More homework submissions now that M should have them [fig 1], this time in physical form. I got a sealed envelope from one of our subscribers and an “I’m a Superior lover” pin from someone who presumably visited Superior, WI. Neither arrived with any commentary, but once I was thinking pins I decided to include my 2/5th full Book It pin — at once it’s a shinny hologram, a token of the way recognition was used to hurt me when I was young**, and the physical manifestation of corporations marketing directly to 9-year-olds as part of state-mandated education. Plus if you read 3 more books and travel back to the 1900s you can get a free personal pan pizza.

Today we’re gonna call The Screed done at 6 PM — I’ve been typing at it since I woke up so that’s probably plenty — and see if that helps me get to sleep on time. I fired off last night’s well before I actually got to sleep, but it still might help to have it done before Shanda goes to bed. Then I’ll be able to stay up working on robots and M’s project instead of my daily Doogie Hauser routine.

ZiB

*Which is a good way for me to feel like I can help people again, when I start to believe that my best option is just to minimize pain and find my solace in isolation. And it helps relieve my stress about one-way communication, because the context and the quantity both make me more likely to get replies. But the stories are always the worst, full of people blaming themselves for their abuse, and the ways I can help are mostly “not at all” or “attempting to communicate about enduring torture”. Occasionally I get to help by knowing a specific actionable fact, but that’s not common. I want to help by forming an organization that smuggles young people away from terrible situations but that’s not only illegal its societally subversive so I’m not even allowed to talk about it let alone organize with others to do it.

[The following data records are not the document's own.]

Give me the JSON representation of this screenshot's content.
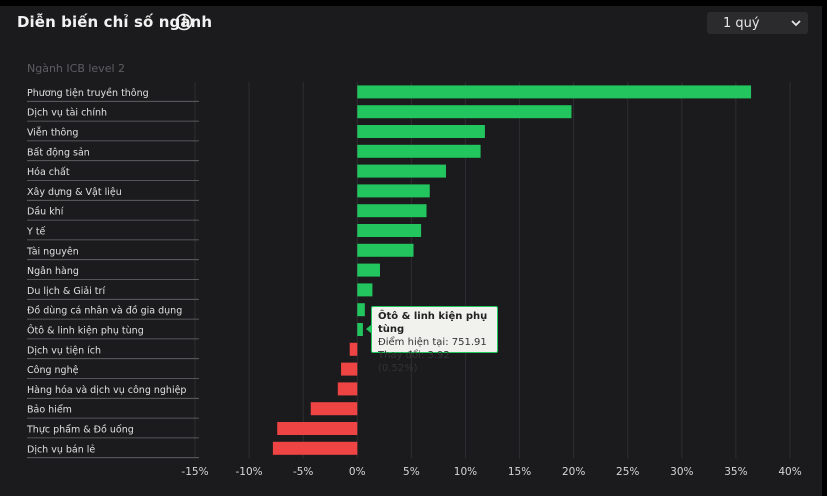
{
  "header": {
    "title": "Diễn biến chỉ số ngành",
    "period_select": "1 quý"
  },
  "colors": {
    "positive": "#22c55e",
    "negative": "#ef4444",
    "grid": "#2e2e31"
  },
  "tooltip": {
    "title": "Ôtô & linh kiện phụ tùng",
    "line1": "Điểm hiện tại: 751.91",
    "line2": "Thay đổi: 3.92 (0.52%)"
  },
  "chart_data": {
    "type": "bar",
    "orientation": "horizontal",
    "category_header": "Ngành ICB level 2",
    "categories": [
      "Phương tiện truyền thông",
      "Dịch vụ tài chính",
      "Viễn thông",
      "Bất động sản",
      "Hóa chất",
      "Xây dựng & Vật liệu",
      "Dầu khí",
      "Y tế",
      "Tài nguyên",
      "Ngân hàng",
      "Du lịch & Giải trí",
      "Đồ dùng cá nhân và đồ gia dụng",
      "Ôtô & linh kiện phụ tùng",
      "Dịch vụ tiện ích",
      "Công nghệ",
      "Hàng hóa và dịch vụ công nghiệp",
      "Bảo hiểm",
      "Thực phẩm & Đồ uống",
      "Dịch vụ bán lẻ"
    ],
    "values": [
      36.4,
      19.8,
      11.8,
      11.4,
      8.2,
      6.7,
      6.4,
      5.9,
      5.2,
      2.1,
      1.4,
      0.7,
      0.52,
      -0.7,
      -1.5,
      -1.8,
      -4.3,
      -7.4,
      -7.8
    ],
    "xlim": [
      -15,
      40
    ],
    "ticks": [
      -15,
      -10,
      -5,
      0,
      5,
      10,
      15,
      20,
      25,
      30,
      35,
      40
    ],
    "tick_labels": [
      "-15%",
      "-10%",
      "-5%",
      "0%",
      "5%",
      "10%",
      "15%",
      "20%",
      "25%",
      "30%",
      "35%",
      "40%"
    ],
    "grid": true
  }
}
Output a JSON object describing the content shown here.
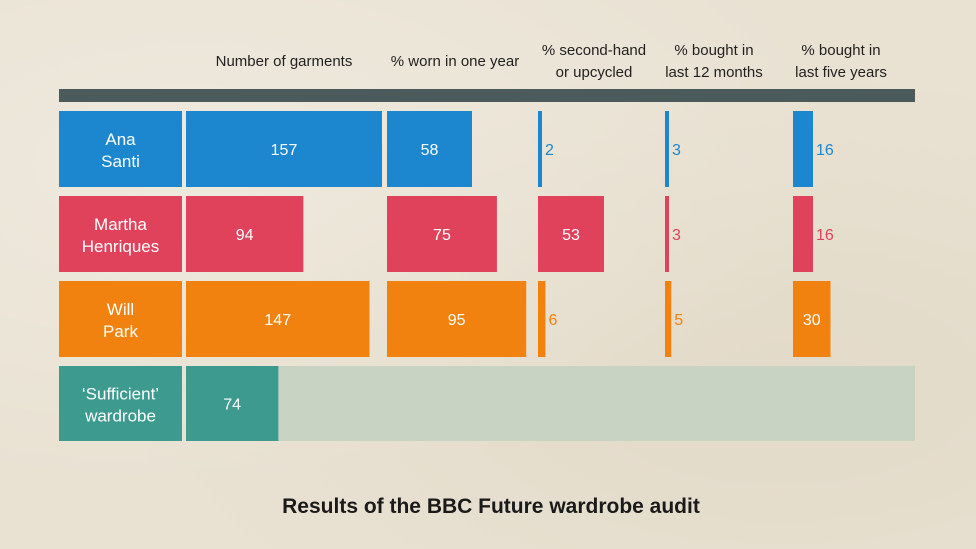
{
  "chart_data": {
    "type": "table",
    "title": "Results of the BBC Future wardrobe audit",
    "columns": [
      [
        "Number of garments"
      ],
      [
        "% worn in one year"
      ],
      [
        "% second-hand",
        "or upcycled"
      ],
      [
        "% bought in",
        "last 12 months"
      ],
      [
        "% bought in",
        "last five years"
      ]
    ],
    "rows": [
      {
        "label": [
          "Ana",
          "Santi"
        ],
        "color": "#1c87cf",
        "values": [
          157,
          58,
          2,
          3,
          16
        ]
      },
      {
        "label": [
          "Martha",
          "Henriques"
        ],
        "color": "#e0425b",
        "values": [
          94,
          75,
          53,
          3,
          16
        ]
      },
      {
        "label": [
          "Will",
          "Park"
        ],
        "color": "#f2820f",
        "values": [
          147,
          95,
          6,
          5,
          30
        ]
      },
      {
        "label": [
          "‘Sufficient’",
          "wardrobe"
        ],
        "color": "#3d9a8e",
        "values": [
          74
        ]
      }
    ],
    "colors": {
      "header_bar": "#4b5a5a",
      "band": "#c8d3c4",
      "background": "#e9e2d3"
    }
  }
}
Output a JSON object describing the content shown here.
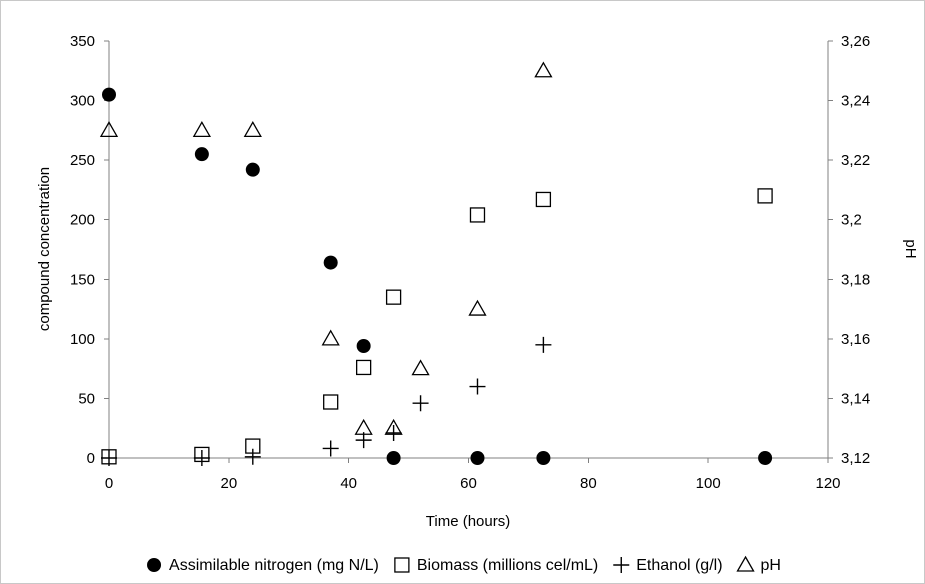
{
  "chart_data": {
    "type": "scatter",
    "title": "",
    "xlabel": "Time (hours)",
    "ylabel": "compound concentration",
    "y2label": "pH",
    "xlim": [
      0,
      120
    ],
    "ylim": [
      0,
      350
    ],
    "y2lim": [
      3.12,
      3.26
    ],
    "x_ticks": [
      "0",
      "20",
      "40",
      "60",
      "80",
      "100",
      "120"
    ],
    "y_ticks": [
      "0",
      "50",
      "100",
      "150",
      "200",
      "250",
      "300",
      "350"
    ],
    "y2_ticks": [
      "3,12",
      "3,14",
      "3,16",
      "3,18",
      "3,2",
      "3,22",
      "3,24",
      "3,26"
    ],
    "grid": false,
    "legend_position": "bottom",
    "series": [
      {
        "name": "Assimilable nitrogen (mg N/L)",
        "marker": "filled-circle",
        "axis": "left",
        "x": [
          0,
          15.5,
          24,
          37,
          42.5,
          47.5,
          61.5,
          72.5,
          109.5
        ],
        "y": [
          305,
          255,
          242,
          164,
          94,
          0,
          0,
          0,
          0
        ]
      },
      {
        "name": "Biomass (millions cel/mL)",
        "marker": "open-square",
        "axis": "left",
        "x": [
          0,
          15.5,
          24,
          37,
          42.5,
          47.5,
          61.5,
          72.5,
          109.5
        ],
        "y": [
          1,
          3,
          10,
          47,
          76,
          135,
          204,
          217,
          220
        ]
      },
      {
        "name": "Ethanol (g/l)",
        "marker": "plus",
        "axis": "left",
        "x": [
          0,
          15.5,
          24,
          37,
          42.5,
          47.5,
          52,
          61.5,
          72.5
        ],
        "y": [
          0,
          0,
          1,
          8,
          15,
          21,
          46,
          60,
          95
        ]
      },
      {
        "name": "pH",
        "marker": "open-triangle",
        "axis": "right",
        "x": [
          0,
          15.5,
          24,
          37,
          42.5,
          47.5,
          52,
          61.5,
          72.5
        ],
        "y": [
          3.23,
          3.23,
          3.23,
          3.16,
          3.13,
          3.13,
          3.15,
          3.17,
          3.25
        ]
      }
    ]
  }
}
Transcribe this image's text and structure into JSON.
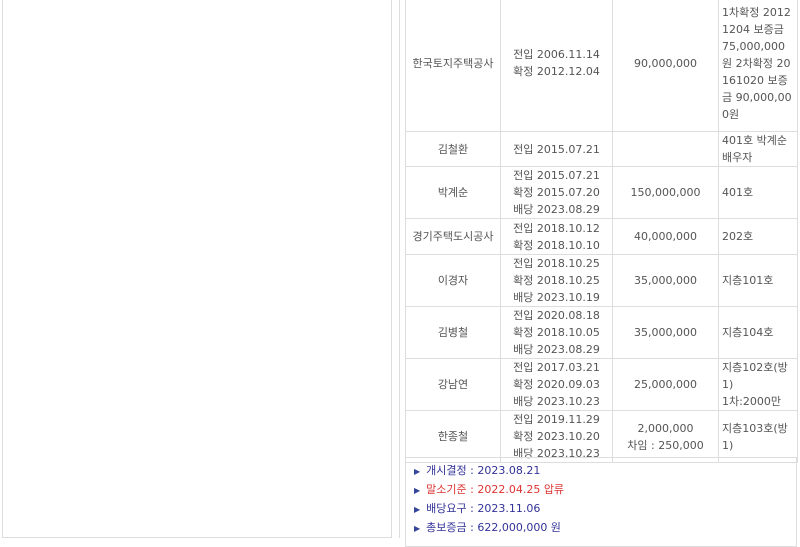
{
  "tenants": [
    {
      "name": "한국토지주택공사",
      "dates": [
        "전입 2006.11.14",
        "확정 2012.12.04"
      ],
      "amount": [
        "90,000,000"
      ],
      "note": [
        "1차확정 20121204 보증금 75,000,000원 2차확정 20161020 보증금 90,000,000원"
      ]
    },
    {
      "name": "김철환",
      "dates": [
        "전입 2015.07.21"
      ],
      "amount": [],
      "note": [
        "401호 박계순배우자"
      ]
    },
    {
      "name": "박계순",
      "dates": [
        "전입 2015.07.21",
        "확정 2015.07.20",
        "배당 2023.08.29"
      ],
      "amount": [
        "150,000,000"
      ],
      "note": [
        "401호"
      ]
    },
    {
      "name": "경기주택도시공사",
      "dates": [
        "전입 2018.10.12",
        "확정 2018.10.10"
      ],
      "amount": [
        "40,000,000"
      ],
      "note": [
        "202호"
      ]
    },
    {
      "name": "이경자",
      "dates": [
        "전입 2018.10.25",
        "확정 2018.10.25",
        "배당 2023.10.19"
      ],
      "amount": [
        "35,000,000"
      ],
      "note": [
        "지층101호"
      ]
    },
    {
      "name": "김병철",
      "dates": [
        "전입 2020.08.18",
        "확정 2018.10.05",
        "배당 2023.08.29"
      ],
      "amount": [
        "35,000,000"
      ],
      "note": [
        "지층104호"
      ]
    },
    {
      "name": "강남연",
      "dates": [
        "전입 2017.03.21",
        "확정 2020.09.03",
        "배당 2023.10.23"
      ],
      "amount": [
        "25,000,000"
      ],
      "note": [
        "지층102호(방1)",
        "1차:2000만"
      ]
    },
    {
      "name": "한종철",
      "dates": [
        "전입 2019.11.29",
        "확정 2023.10.20",
        "배당 2023.10.23"
      ],
      "amount": [
        "2,000,000",
        "차임 : 250,000"
      ],
      "note": [
        "지층103호(방1)"
      ]
    }
  ],
  "summary": [
    {
      "text": "개시결정 : 2023.08.21",
      "color": "#333399"
    },
    {
      "text": "말소기준 : 2022.04.25 압류",
      "color": "#dd3333"
    },
    {
      "text": "배당요구 : 2023.11.06",
      "color": "#333399"
    },
    {
      "text": "총보증금 : 622,000,000 원",
      "color": "#333399"
    }
  ]
}
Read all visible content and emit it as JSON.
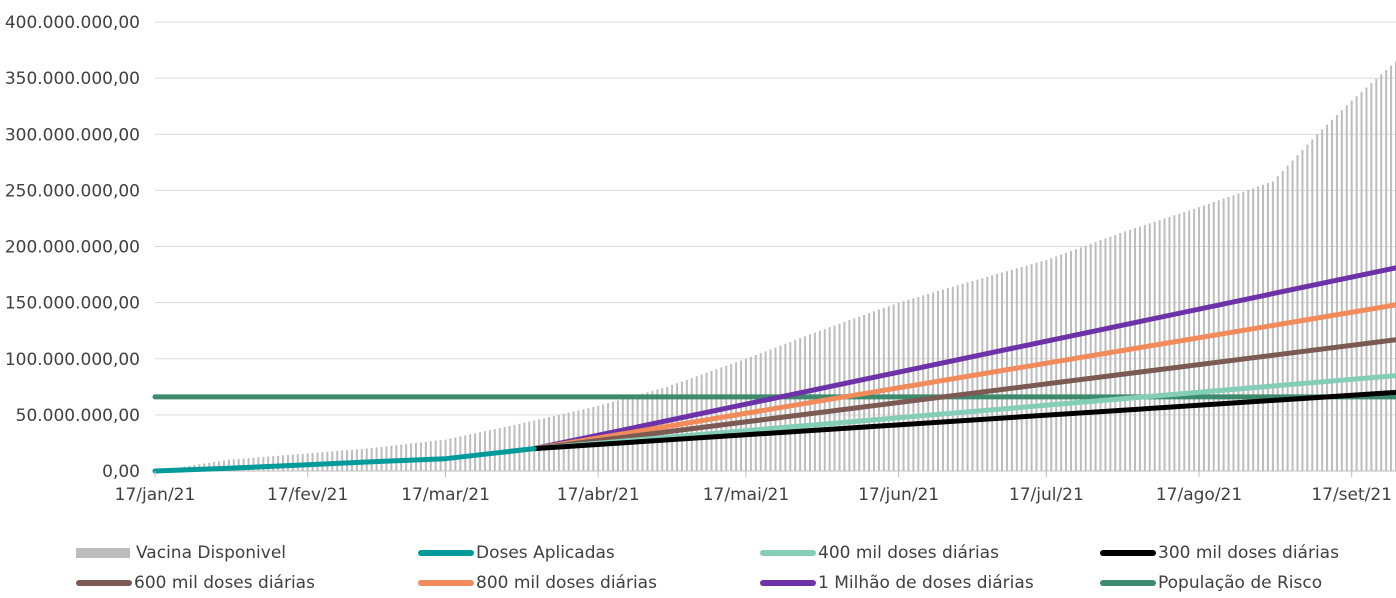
{
  "chart_data": {
    "type": "bar+line",
    "title": "",
    "xlabel": "",
    "ylabel": "",
    "ylim": [
      0,
      400000000
    ],
    "y_ticks": [
      "0,00",
      "50.000.000,00",
      "100.000.000,00",
      "150.000.000,00",
      "200.000.000,00",
      "250.000.000,00",
      "300.000.000,00",
      "350.000.000,00",
      "400.000.000,00"
    ],
    "x_range": [
      "2021-01-17",
      "2021-09-26"
    ],
    "x_ticks": [
      {
        "date": "2021-01-17",
        "label": "17/jan/21"
      },
      {
        "date": "2021-02-17",
        "label": "17/fev/21"
      },
      {
        "date": "2021-03-17",
        "label": "17/mar/21"
      },
      {
        "date": "2021-04-17",
        "label": "17/abr/21"
      },
      {
        "date": "2021-05-17",
        "label": "17/mai/21"
      },
      {
        "date": "2021-06-17",
        "label": "17/jun/21"
      },
      {
        "date": "2021-07-17",
        "label": "17/jul/21"
      },
      {
        "date": "2021-08-17",
        "label": "17/ago/21"
      },
      {
        "date": "2021-09-17",
        "label": "17/set/21"
      }
    ],
    "grid": true,
    "legend_position": "bottom",
    "series": [
      {
        "name": "Vacina Disponivel",
        "type": "bar",
        "color": "#bdbdbd",
        "points": [
          [
            "2021-01-17",
            0
          ],
          [
            "2021-02-01",
            10000000
          ],
          [
            "2021-03-01",
            20000000
          ],
          [
            "2021-03-17",
            28000000
          ],
          [
            "2021-04-01",
            42000000
          ],
          [
            "2021-04-17",
            58000000
          ],
          [
            "2021-05-01",
            75000000
          ],
          [
            "2021-05-17",
            100000000
          ],
          [
            "2021-06-01",
            125000000
          ],
          [
            "2021-06-17",
            150000000
          ],
          [
            "2021-07-01",
            168000000
          ],
          [
            "2021-07-17",
            188000000
          ],
          [
            "2021-08-01",
            212000000
          ],
          [
            "2021-08-17",
            235000000
          ],
          [
            "2021-09-01",
            258000000
          ],
          [
            "2021-09-10",
            300000000
          ],
          [
            "2021-09-17",
            330000000
          ],
          [
            "2021-09-26",
            365000000
          ]
        ]
      },
      {
        "name": "Doses Aplicadas",
        "type": "line",
        "color": "#009a9a",
        "points": [
          [
            "2021-01-17",
            0
          ],
          [
            "2021-02-01",
            2500000
          ],
          [
            "2021-02-17",
            5500000
          ],
          [
            "2021-03-01",
            8000000
          ],
          [
            "2021-03-17",
            11000000
          ],
          [
            "2021-03-25",
            15000000
          ],
          [
            "2021-04-04",
            20000000
          ]
        ]
      },
      {
        "name": "400 mil doses diárias",
        "type": "line",
        "color": "#84cdb7",
        "points": [
          [
            "2021-04-04",
            20000000
          ],
          [
            "2021-09-26",
            85000000
          ]
        ]
      },
      {
        "name": "300 mil doses diárias",
        "type": "line",
        "color": "#000000",
        "points": [
          [
            "2021-04-04",
            20000000
          ],
          [
            "2021-09-26",
            70000000
          ]
        ]
      },
      {
        "name": "600 mil doses diárias",
        "type": "line",
        "color": "#7a5a52",
        "points": [
          [
            "2021-04-04",
            20000000
          ],
          [
            "2021-09-26",
            117000000
          ]
        ]
      },
      {
        "name": "800 mil doses diárias",
        "type": "line",
        "color": "#f28b5c",
        "points": [
          [
            "2021-04-04",
            20000000
          ],
          [
            "2021-09-26",
            148000000
          ]
        ]
      },
      {
        "name": "1 Milhão de doses diárias",
        "type": "line",
        "color": "#6d32a8",
        "points": [
          [
            "2021-04-04",
            20000000
          ],
          [
            "2021-09-26",
            181000000
          ]
        ]
      },
      {
        "name": "População de Risco",
        "type": "line",
        "color": "#3d8a6e",
        "points": [
          [
            "2021-01-17",
            66000000
          ],
          [
            "2021-09-26",
            66000000
          ]
        ]
      }
    ]
  }
}
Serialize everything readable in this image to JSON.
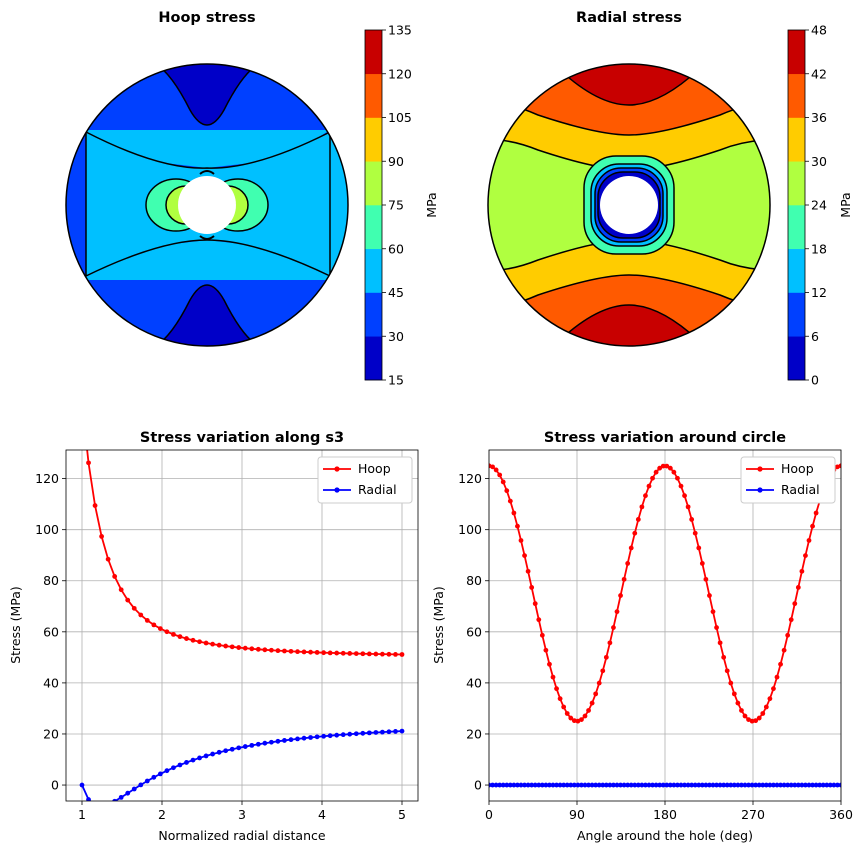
{
  "colors": {
    "hoop_line": "#ff0000",
    "radial_line": "#0000ff",
    "contour_levels": [
      "#0000c8",
      "#0040ff",
      "#00c0ff",
      "#40ffb0",
      "#b0ff40",
      "#ffcc00",
      "#ff5a00",
      "#c80000"
    ],
    "grid": "#b0b0b0"
  },
  "chart_data": [
    {
      "type": "contour",
      "title": "Hoop stress",
      "colorbar_label": "MPa",
      "levels": [
        15,
        30,
        45,
        60,
        75,
        90,
        105,
        120,
        135
      ],
      "level_labels": [
        "15",
        "30",
        "45",
        "60",
        "75",
        "90",
        "105",
        "120",
        "135"
      ]
    },
    {
      "type": "contour",
      "title": "Radial stress",
      "colorbar_label": "MPa",
      "levels": [
        0,
        6,
        12,
        18,
        24,
        30,
        36,
        42,
        48
      ],
      "level_labels": [
        "0",
        "6",
        "12",
        "18",
        "24",
        "30",
        "36",
        "42",
        "48"
      ]
    },
    {
      "type": "line",
      "title": "Stress variation along s3",
      "xlabel": "Normalized radial distance",
      "ylabel": "Stress (MPa)",
      "xlim": [
        0.8,
        5.2
      ],
      "ylim": [
        -6.25,
        131.2
      ],
      "xticks": [
        1,
        2,
        3,
        4,
        5
      ],
      "yticks": [
        0,
        20,
        40,
        60,
        80,
        100,
        120
      ],
      "grid": true,
      "legend": "top-right",
      "x_range": [
        1,
        5
      ],
      "num_points": 50,
      "series": [
        {
          "name": "Hoop",
          "formula": "25*(2 + 1/r^2 + 3/r^4)"
        },
        {
          "name": "Radial",
          "formula": "25*(1 + 3/r^4 - 4/r^2)"
        }
      ]
    },
    {
      "type": "line",
      "title": "Stress variation around circle",
      "xlabel": "Angle around the hole (deg)",
      "ylabel": "Stress (MPa)",
      "xlim": [
        0,
        360
      ],
      "ylim": [
        -6.25,
        131.2
      ],
      "xticks": [
        0,
        90,
        180,
        270,
        360
      ],
      "yticks": [
        0,
        20,
        40,
        60,
        80,
        100,
        120
      ],
      "grid": true,
      "legend": "top-right",
      "x_range": [
        0,
        360
      ],
      "num_points": 100,
      "series": [
        {
          "name": "Hoop",
          "formula": "75 + 50*cos(2*theta)"
        },
        {
          "name": "Radial",
          "formula": "0"
        }
      ]
    }
  ]
}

**For example, I could only go to Pizza Hut to use this if I could afford to buy food for the rest of my family, which of course 9-year-old me could not readily accomplish. Or if we went during the day maybe Mother would get the salad bar and her 3 children could split the 600 calorie pizza. Which is why the last one of these only got 2/5th done.

***They actually have a great costume picture to go with their politics, but I didn’t want to visually de-anonymize them so you’ll have to take my word for it.

∑Which is uncomfortably close to imagining how I’m going to scam money from Father to keep Ben alive. But S at least wants to believe, which is a big improvement compared to the “I’m not sure racism exists” level of interest I usually get. I guess Ben and I are both working on choosing better targets for our unresolved feelings of not always being able to make the powerful people around us better humans; he’s working on his 1%er landlord, who is sad and lonely enough to want things to be different but pretty clueless about how that might work†.

ßThis is a thing I want to do, that fits with many of my goals and for which I am better qualified than many. But the hard parts align with my belief that my role in life is to push others up to something better, something that I can’t ever have for myself, and to be left behind if I ever succeed†. So when things are tough — when I’m being pushed away — this can feel like proof that the best I can hope for is saving the people I care about from me. You have to be realistic about these things.

∆Shanda points out that if the stairs faced the right direction you would never have to pass them for any reason other than tree trimming, but that’s a mistake this house and its neighbors have been making for almost 60 years so it’s not a surprise that the shoddy repair work didn’t address that issue.

†Several of these feel relevant with respect to The Good Place (NBC) S3E4 “Jeremy Bearimy”, which I just watched last night. That show isn’t funny in the same framework as Casual (Hulu) but the level of carefully explained professional jokes is unparalleled. This last episode in particular got me, though I’m not sure if it plays without the last 2 seasons of context. Like The First Law series (Joe Ambercrombie) it spends a lot of time imagining not what ingredients good contains and how to exclude or rework things that aren’t good, but about the way good can be extracted from the shit life actually provides us without excluding anything, and about how creating good is a thing that happens collectively not individually.